Is This Tri-Cities Hospital Really Named After Its 1st Death?
Both of my kids were born there, and I have literally spent over 200+ hours in the hallways of this Tri-Cities hospital. I thought I had heard everything, but I just heard a crazy story about how this hospital got its name. It can't be true, can it?
History of This Tri-Cities Hospital
The history of the hospital starts when the "United States Army purchased 640 square miles" in the 1940s to build the secret government site now known as the Manhattan Project. Right after the site was built, the city population grew from around 1000 to over 15,000 by the end of 1945.
Huge Population Creates Need for Local Hospital
Because the Hanford site was isolated and the nature of the research at the site was dangerous, that helped create an even larger need for a medical facility. In January of 1944, the first medical center was constructed to serve only the population of the Hanford site. That building was built on the current site of "the Corrado Medical Building" according to the hospital's website.
What Hospital Am I Talking About?
Since I was talking about Hanford, I am sure you already know I am talking about Kadlec Regional Hospital. But now you know which one, is the story about how it got the name "Kadlec" really true?
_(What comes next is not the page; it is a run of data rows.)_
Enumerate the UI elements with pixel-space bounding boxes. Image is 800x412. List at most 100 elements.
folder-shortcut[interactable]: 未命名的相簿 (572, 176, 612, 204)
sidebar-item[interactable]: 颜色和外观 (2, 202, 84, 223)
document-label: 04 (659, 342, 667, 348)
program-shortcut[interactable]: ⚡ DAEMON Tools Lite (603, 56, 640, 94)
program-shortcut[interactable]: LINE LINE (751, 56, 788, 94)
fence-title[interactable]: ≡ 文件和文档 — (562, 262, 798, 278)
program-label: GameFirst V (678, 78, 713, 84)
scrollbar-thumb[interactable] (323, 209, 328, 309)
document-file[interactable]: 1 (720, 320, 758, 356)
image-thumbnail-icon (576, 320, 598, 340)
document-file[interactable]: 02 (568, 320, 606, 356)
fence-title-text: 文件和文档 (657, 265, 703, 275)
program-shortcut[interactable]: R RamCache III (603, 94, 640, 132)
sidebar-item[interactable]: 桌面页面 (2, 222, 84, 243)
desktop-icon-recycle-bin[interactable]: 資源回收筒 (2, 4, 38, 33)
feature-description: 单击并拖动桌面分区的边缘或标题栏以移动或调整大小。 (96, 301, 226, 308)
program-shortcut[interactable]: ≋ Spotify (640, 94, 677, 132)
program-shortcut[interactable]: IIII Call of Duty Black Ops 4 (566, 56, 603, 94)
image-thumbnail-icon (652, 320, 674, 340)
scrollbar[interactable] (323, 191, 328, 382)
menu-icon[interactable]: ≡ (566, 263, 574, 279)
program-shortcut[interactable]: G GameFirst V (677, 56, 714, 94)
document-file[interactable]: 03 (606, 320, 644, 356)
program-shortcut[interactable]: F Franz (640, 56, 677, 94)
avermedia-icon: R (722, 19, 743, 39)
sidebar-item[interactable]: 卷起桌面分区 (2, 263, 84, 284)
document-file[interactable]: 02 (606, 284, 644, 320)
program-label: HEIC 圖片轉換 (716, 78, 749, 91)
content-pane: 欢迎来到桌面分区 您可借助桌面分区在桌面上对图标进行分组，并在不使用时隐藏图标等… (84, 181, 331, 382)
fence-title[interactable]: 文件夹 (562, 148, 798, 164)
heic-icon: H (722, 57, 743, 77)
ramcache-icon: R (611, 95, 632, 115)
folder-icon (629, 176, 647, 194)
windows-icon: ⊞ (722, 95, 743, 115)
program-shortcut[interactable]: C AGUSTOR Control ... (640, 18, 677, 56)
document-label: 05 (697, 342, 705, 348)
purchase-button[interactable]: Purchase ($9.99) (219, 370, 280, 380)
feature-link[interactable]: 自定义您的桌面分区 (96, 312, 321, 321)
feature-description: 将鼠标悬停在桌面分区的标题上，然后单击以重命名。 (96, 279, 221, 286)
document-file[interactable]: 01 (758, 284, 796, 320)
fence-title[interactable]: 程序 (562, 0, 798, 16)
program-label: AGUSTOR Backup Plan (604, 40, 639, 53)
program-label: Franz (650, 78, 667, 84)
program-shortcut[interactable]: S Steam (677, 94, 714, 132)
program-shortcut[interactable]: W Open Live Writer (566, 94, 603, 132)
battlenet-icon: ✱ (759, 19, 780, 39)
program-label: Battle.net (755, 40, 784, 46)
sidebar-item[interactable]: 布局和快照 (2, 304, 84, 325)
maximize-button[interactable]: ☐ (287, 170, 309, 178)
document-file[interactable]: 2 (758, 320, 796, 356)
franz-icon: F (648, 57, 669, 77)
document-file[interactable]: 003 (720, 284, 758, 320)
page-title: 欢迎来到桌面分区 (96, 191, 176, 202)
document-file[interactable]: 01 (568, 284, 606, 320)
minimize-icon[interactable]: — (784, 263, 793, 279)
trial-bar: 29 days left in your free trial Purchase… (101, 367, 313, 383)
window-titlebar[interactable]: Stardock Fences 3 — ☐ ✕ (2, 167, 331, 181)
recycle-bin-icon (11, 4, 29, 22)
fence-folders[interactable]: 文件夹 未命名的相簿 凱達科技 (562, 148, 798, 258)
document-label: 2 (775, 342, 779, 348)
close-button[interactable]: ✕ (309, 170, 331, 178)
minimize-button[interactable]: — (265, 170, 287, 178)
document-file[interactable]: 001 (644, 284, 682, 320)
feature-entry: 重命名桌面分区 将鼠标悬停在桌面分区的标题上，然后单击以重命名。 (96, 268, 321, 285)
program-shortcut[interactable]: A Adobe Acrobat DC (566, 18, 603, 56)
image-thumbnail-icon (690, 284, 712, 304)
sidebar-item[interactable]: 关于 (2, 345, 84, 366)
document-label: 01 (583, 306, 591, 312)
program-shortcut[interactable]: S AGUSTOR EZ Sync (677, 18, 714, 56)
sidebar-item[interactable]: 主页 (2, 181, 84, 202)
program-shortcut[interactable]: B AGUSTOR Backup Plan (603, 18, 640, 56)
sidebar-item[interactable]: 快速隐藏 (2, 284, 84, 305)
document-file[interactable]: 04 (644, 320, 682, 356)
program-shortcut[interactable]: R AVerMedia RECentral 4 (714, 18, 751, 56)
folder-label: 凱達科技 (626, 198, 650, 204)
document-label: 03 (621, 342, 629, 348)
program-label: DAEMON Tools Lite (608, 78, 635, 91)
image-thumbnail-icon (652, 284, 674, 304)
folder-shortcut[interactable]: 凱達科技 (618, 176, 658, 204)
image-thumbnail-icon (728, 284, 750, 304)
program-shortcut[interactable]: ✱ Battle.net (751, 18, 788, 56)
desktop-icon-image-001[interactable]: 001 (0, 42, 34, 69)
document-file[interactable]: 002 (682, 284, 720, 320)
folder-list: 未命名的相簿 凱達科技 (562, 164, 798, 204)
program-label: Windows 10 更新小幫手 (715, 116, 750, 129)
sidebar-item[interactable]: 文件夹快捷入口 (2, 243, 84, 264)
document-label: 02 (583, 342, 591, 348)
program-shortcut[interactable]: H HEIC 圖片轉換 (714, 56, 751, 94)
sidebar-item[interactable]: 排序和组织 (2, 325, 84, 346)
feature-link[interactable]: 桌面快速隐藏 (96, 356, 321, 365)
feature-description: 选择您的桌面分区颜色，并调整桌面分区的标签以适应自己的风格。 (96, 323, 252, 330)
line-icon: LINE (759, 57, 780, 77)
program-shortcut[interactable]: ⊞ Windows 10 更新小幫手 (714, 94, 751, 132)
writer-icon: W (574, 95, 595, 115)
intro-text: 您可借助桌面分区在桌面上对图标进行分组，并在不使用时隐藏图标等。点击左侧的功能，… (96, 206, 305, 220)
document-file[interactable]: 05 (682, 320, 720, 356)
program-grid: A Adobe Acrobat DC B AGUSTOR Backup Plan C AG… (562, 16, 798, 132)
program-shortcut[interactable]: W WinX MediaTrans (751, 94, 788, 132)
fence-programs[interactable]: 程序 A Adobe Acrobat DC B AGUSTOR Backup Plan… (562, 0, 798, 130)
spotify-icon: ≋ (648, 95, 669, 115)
Is the Story About How Kadlec Hospital Got Its Name True?
Believe it or not, the hospital is named after the first person that died at the facility. They explain on their website saying "One of its first patients was Lt. Col. Harry R. Kadlec, Deputy Area Engineer and Chief of the Construction for the Army Corps of Engineers at Hanford and a key figure in the operation of the project. Col. Kadlec was said to have worked himself to death, suffering a heart attack on July 2, 1944, and subsequently died at the hospital -- the first death in the new facility. On July 10, 1944, the Richland Hospital was renamed Kadlec Hospital." So yes, the story is completely true.